Ainsi, Stiles ne sut pas vraiment comment agir lorsque Derek le tira à nouveau à sa suite. Ni même quand il lui fit traverser un couloir, pour finalement s'arrêter devant une porte, qu'il ouvrit fort rapidement grâce à la clé magnétique. L'instant d'après, les deux jeunes hommes se retrouvèrent à l'intérieur d'une chambre fort spacieuse à la décoration aussi chaleureuse qu'épurée. Grand lit, literie claire, coussin à l'apparence moelleuse, lumières douces. Il y avait un espace dans lequel on pouvait trouver une sorte de kitchenette toute aussi simple ainsi qu'un petit frigo. Sur un côté, une porte donnait sur une salle de bain assez petite, mais très pratique et que les tons clairs rafraîchissaient. De l'autre côté, une baie-vitrée donnait sur une sorte de terrasse avec… Stiles peina à déglutir et se détourna de Derek, dont il lâcha la main. Bordel, l'ouverture donnait une vue sur la mer. Une vue sur la mer. Qu'est-ce que… ? Il s'en approcha en boitant légèrement et ouvrit la grande porte-fenêtre. Sentit l'air marin courir sur la peau sensible de son visage. Était-il en train de rêver ? Que signifiait tout ce bordel ? Stiles ne pouvait plus dire qu'il était sans voix puisque c'était devenu son quotidien, alors il se considéra bouche bée. Complètement bouche bée.

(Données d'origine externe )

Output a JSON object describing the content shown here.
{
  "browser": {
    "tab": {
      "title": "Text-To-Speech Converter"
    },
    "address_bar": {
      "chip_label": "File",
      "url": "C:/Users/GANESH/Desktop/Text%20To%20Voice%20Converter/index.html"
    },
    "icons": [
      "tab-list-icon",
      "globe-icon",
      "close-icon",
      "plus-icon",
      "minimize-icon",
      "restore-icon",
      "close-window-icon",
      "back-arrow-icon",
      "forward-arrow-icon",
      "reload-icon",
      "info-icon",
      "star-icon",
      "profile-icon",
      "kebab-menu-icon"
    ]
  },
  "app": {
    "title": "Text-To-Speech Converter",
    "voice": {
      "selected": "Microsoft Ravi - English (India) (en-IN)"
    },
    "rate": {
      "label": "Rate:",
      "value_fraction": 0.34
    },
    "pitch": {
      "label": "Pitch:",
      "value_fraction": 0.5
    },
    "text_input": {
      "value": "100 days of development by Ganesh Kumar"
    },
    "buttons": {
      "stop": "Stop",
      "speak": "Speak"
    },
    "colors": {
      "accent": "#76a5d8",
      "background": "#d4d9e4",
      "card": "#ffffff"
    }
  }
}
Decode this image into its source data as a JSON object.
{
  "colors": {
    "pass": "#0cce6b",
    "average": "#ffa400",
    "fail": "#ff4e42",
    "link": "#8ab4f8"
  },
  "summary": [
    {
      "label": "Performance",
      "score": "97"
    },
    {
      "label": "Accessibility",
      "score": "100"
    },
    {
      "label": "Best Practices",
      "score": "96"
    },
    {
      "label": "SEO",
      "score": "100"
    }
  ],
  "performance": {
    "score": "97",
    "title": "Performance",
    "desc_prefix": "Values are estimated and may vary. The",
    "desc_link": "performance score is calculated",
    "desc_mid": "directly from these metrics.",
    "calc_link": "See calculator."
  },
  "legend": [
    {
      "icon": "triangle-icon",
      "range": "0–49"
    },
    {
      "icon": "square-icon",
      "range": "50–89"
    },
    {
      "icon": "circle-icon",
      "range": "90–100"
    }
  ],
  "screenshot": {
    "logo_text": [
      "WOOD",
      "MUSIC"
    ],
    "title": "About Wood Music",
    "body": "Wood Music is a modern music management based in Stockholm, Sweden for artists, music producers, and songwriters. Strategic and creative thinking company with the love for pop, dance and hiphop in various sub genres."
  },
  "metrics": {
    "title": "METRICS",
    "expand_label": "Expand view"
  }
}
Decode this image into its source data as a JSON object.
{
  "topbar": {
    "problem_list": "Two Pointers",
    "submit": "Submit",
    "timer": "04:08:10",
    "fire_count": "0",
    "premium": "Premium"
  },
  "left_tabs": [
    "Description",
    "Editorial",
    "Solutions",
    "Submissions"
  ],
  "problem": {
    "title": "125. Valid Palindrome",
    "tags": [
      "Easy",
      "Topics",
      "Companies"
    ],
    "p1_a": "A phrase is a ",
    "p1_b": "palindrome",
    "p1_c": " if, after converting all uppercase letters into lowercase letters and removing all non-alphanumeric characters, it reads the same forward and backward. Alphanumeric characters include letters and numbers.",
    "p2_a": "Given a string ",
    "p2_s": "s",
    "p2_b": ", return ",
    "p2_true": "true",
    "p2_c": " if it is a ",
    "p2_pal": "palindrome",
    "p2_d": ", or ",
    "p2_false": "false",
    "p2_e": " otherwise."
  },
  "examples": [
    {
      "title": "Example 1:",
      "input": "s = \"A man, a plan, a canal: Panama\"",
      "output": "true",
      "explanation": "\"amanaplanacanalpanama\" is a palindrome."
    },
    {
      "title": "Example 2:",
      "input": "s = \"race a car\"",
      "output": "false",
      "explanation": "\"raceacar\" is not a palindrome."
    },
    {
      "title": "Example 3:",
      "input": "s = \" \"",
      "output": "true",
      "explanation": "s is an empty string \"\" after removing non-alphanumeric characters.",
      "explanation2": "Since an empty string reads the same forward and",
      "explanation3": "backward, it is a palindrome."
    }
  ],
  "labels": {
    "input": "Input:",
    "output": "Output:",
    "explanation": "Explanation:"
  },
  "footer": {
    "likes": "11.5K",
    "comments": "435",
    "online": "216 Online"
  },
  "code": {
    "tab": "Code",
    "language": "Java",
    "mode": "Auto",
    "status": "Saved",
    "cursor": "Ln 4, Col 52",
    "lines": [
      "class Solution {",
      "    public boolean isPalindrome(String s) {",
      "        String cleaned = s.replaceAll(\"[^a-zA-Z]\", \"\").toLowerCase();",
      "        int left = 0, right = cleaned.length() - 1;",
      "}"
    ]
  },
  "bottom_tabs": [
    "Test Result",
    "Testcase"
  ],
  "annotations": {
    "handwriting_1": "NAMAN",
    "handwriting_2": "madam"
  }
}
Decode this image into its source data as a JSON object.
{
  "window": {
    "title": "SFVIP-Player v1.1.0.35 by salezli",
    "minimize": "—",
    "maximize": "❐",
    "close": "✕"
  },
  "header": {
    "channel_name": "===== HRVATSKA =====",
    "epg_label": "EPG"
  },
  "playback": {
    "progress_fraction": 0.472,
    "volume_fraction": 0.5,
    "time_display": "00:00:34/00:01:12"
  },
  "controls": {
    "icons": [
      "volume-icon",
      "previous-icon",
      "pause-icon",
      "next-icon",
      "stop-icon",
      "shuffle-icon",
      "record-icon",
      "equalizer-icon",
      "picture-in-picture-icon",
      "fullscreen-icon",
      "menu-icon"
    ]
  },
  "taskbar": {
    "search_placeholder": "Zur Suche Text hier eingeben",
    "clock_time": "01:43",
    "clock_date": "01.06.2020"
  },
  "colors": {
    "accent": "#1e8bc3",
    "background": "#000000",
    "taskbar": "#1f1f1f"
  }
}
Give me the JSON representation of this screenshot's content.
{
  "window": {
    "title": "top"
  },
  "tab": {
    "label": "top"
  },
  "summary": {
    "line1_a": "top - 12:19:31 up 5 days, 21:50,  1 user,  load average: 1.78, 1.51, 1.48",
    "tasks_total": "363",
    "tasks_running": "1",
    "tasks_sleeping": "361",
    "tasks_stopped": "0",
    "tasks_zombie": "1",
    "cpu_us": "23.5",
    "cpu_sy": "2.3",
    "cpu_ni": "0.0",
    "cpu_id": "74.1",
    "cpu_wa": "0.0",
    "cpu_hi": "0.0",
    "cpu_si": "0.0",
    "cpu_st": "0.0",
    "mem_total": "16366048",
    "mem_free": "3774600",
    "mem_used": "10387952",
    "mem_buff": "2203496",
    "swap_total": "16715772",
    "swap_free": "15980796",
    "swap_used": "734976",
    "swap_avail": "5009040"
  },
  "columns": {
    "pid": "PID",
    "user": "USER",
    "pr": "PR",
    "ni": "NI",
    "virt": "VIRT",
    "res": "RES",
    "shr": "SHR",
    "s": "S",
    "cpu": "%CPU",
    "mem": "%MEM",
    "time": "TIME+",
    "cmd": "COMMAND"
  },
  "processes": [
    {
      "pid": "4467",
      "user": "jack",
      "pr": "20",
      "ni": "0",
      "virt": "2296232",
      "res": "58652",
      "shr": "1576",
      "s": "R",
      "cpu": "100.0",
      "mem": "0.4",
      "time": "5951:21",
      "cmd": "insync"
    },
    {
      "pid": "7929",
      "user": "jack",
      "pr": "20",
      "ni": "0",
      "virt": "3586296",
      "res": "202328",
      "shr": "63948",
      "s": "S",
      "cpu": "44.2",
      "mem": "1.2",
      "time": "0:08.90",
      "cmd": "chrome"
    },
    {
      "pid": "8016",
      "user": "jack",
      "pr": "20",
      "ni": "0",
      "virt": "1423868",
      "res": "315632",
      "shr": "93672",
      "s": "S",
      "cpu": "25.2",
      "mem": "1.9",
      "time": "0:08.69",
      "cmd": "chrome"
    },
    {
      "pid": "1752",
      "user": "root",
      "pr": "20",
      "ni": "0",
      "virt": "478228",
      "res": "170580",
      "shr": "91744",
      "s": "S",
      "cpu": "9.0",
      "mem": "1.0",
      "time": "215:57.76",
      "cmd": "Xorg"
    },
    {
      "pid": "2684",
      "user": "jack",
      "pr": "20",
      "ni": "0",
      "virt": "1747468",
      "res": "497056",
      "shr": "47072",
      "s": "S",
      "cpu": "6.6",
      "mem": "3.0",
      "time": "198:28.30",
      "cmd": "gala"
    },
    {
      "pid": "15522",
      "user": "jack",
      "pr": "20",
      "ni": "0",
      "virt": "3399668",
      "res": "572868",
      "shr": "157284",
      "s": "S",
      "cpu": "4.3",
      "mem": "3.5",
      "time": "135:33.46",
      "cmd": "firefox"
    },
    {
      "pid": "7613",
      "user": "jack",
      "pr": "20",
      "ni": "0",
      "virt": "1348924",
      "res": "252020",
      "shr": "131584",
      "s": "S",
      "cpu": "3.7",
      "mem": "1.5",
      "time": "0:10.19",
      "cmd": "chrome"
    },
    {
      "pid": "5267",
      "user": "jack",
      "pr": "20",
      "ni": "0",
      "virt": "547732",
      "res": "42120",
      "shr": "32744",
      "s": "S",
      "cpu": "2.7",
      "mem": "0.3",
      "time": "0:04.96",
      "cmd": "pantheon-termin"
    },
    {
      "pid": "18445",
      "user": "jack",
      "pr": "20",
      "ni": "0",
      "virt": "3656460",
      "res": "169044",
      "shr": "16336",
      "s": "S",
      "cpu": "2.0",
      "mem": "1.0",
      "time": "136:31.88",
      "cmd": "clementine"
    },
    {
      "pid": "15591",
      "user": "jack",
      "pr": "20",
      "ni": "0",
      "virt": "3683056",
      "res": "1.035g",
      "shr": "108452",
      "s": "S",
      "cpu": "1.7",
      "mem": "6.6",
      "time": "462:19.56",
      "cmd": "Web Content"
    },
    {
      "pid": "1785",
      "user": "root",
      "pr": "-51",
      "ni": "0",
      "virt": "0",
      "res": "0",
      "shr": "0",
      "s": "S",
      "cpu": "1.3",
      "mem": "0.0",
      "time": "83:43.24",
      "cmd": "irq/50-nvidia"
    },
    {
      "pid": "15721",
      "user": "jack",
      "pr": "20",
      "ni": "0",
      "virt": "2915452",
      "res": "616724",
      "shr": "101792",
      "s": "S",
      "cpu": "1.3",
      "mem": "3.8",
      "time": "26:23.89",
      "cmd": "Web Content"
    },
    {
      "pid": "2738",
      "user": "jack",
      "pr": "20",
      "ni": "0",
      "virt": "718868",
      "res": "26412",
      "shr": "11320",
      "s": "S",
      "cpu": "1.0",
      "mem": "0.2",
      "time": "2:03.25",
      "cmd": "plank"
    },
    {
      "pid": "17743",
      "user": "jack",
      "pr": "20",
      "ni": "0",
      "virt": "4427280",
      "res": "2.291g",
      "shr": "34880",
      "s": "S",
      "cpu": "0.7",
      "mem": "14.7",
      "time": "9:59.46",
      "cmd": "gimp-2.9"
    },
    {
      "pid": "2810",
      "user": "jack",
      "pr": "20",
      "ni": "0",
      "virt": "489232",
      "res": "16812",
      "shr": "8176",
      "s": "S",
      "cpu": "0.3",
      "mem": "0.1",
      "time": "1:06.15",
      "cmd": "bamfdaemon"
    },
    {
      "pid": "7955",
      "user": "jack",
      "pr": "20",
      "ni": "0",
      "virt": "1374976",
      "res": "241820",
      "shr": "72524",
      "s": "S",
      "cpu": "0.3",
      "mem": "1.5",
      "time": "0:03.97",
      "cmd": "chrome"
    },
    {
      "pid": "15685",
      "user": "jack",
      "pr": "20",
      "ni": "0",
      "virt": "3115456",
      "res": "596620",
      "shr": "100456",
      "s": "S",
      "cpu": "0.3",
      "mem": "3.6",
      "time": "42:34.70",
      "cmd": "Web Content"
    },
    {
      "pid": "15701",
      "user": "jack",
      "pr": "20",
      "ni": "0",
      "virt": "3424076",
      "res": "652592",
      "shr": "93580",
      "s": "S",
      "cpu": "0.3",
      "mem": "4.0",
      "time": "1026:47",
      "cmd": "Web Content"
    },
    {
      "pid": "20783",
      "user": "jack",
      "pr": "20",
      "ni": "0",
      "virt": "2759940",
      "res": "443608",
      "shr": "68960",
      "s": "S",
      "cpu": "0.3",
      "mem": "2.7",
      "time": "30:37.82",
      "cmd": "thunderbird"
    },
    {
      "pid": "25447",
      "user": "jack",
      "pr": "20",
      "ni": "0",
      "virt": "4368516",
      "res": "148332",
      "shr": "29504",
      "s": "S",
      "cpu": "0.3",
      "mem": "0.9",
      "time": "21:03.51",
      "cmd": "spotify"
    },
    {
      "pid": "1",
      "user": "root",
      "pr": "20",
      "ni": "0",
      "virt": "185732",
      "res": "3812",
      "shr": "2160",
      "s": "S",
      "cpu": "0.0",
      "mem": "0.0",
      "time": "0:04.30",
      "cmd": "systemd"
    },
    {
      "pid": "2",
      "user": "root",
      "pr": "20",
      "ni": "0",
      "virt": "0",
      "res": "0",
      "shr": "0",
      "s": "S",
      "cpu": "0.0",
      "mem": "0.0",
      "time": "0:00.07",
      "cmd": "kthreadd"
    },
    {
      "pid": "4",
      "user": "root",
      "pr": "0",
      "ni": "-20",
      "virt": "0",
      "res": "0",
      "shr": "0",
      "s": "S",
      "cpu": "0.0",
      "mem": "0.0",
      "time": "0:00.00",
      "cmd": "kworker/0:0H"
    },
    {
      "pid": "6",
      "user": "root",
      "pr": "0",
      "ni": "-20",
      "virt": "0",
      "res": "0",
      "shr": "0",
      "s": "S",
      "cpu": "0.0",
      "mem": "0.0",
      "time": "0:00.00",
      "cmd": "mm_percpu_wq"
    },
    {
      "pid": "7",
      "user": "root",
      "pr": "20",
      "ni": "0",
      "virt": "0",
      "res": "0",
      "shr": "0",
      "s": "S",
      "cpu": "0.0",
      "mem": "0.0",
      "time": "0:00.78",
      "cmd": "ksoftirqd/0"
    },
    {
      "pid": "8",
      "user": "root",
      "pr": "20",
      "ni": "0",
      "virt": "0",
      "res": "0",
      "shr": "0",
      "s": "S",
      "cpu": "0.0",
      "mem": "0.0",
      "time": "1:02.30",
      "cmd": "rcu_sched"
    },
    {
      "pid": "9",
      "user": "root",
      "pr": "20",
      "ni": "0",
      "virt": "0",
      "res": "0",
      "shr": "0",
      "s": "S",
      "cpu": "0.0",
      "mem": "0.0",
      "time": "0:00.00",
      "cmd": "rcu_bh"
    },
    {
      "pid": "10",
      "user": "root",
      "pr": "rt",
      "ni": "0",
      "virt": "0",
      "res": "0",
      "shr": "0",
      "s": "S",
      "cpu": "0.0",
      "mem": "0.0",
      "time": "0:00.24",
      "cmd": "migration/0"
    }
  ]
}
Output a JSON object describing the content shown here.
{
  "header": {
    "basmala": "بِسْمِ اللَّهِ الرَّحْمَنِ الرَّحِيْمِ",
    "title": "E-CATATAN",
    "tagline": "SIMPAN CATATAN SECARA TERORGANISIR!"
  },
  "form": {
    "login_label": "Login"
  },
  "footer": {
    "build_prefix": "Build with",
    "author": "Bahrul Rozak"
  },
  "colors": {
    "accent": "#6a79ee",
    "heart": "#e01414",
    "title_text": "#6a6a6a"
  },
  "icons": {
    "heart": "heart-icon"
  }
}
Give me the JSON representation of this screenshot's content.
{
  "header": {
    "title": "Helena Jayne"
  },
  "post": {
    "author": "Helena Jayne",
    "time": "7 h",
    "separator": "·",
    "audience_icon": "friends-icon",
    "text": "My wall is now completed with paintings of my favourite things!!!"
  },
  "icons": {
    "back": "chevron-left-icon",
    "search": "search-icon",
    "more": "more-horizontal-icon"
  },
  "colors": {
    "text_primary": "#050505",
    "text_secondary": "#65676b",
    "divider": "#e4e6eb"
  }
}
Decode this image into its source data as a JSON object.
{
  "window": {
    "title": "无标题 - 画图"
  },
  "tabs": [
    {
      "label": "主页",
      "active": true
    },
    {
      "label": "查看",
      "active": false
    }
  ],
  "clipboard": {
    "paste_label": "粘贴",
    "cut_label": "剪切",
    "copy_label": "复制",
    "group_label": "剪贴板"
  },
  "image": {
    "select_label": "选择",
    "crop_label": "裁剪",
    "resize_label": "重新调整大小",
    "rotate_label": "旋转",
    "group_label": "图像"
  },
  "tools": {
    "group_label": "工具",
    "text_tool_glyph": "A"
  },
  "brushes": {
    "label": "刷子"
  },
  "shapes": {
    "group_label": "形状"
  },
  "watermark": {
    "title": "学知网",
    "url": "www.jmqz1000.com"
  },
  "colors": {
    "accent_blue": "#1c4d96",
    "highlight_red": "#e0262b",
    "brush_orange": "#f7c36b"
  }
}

Il ne lui vint pas à l'esprit que Derek ait voulu lui faire quelque surprise que ce soit, non. Il imagina une mauvaise blague, une plaisanterie de mauvais goût. Dans son esprit se tissa un scénario rapide alors qu'il regardait les vagues s'échouer sur la plage au loin. Derek qui se mettait enfin à parler, mais pour lui dire que ce n'était que pour lui et qu'il le renvoyait aussi sec. Lui montrer quelque chose d'agréable, pour aussitôt le lui arracher. Pourquoi ? Après tout, Derek n'était pas comme ça – il le savait et ne cessait de se le répéter. Mais le loup-garou ne lui disait rien et la seule à qui il avait dit un mot… C'était une inconnue, bordel ! Une putain d'inconnue qui avait eu droit à sa voix, et lui… Au silence. Stiles détestait le silence, et Derek le savait. Alors pourquoi ne rien lui dire à lui et… L'emmener là ? L'hyperactif voyait mal comment tout cela pouvait se finir. Pas très bien, à son humble avis, parce qu'il n'arrivait pas à se dire que ce pouvait être un cadeau pour lui, une forme d'il ne savait trop quoi. Tout ce qu'il retenait, c'était que Derek avait cessé de lui parler dès lors qu'il avait couché ses pensées sur papier. Et qu'il avait dit un mot à une inconnue. Stiles n'allait pas plus loin – il n'y arrivait pas.

- J'ai essayé de faire en sorte qu'on ait une belle vue et qu'on n'ait pas à prendre d'escalier. Ta cheville a beau aller mieux, je préfère que tu n'aies pas à faire trop d'efforts.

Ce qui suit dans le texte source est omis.